The quest to develop in vitro meat is riven with apparent contradictions. Can this most processed of processed foods be healthy? Is it possible to solve problems created by our greed for meat by making more meat more cheaply? Post macerates the muscle cells in a broth that includes fetal-calf serum, obtained by slaughtering pregnant cows, yet his work is lauded by some vegetarians. "Our goal is to promote foods that don't use animals at all," says Ingrid Newkirk, president of People for the Ethical Treatment of Animals (PETA), an animal-rights organization. "But enormous swaths of the population can't bring themselves to become vegan, so it's logical to support in vitro meat if its goal is to reduce suffering."
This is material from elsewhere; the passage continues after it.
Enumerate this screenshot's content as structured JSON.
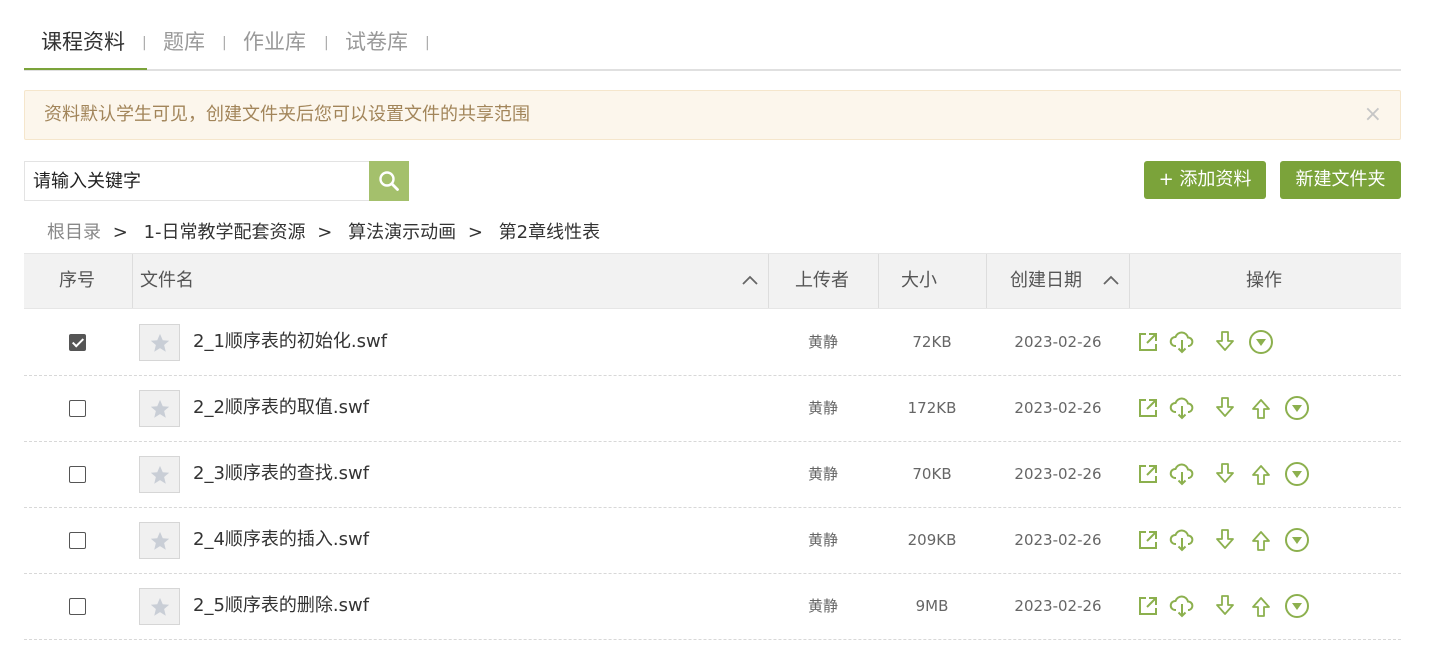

PETA has funded research into in vitro meat for 17 years, says Newkirk. And the deep-pocketed mystery backer of Post's project was unveiled in London along with the burger: Google co-founder Sergey Brin. In a short film screened before the burger tasting, Brin acknowledged that some critics dismiss the prospects for mass-produced schmeat as science fiction. He added, "I actually think that's a good thing. If what you're doing is not seen by some people as science fiction, it's probably not transformative enough."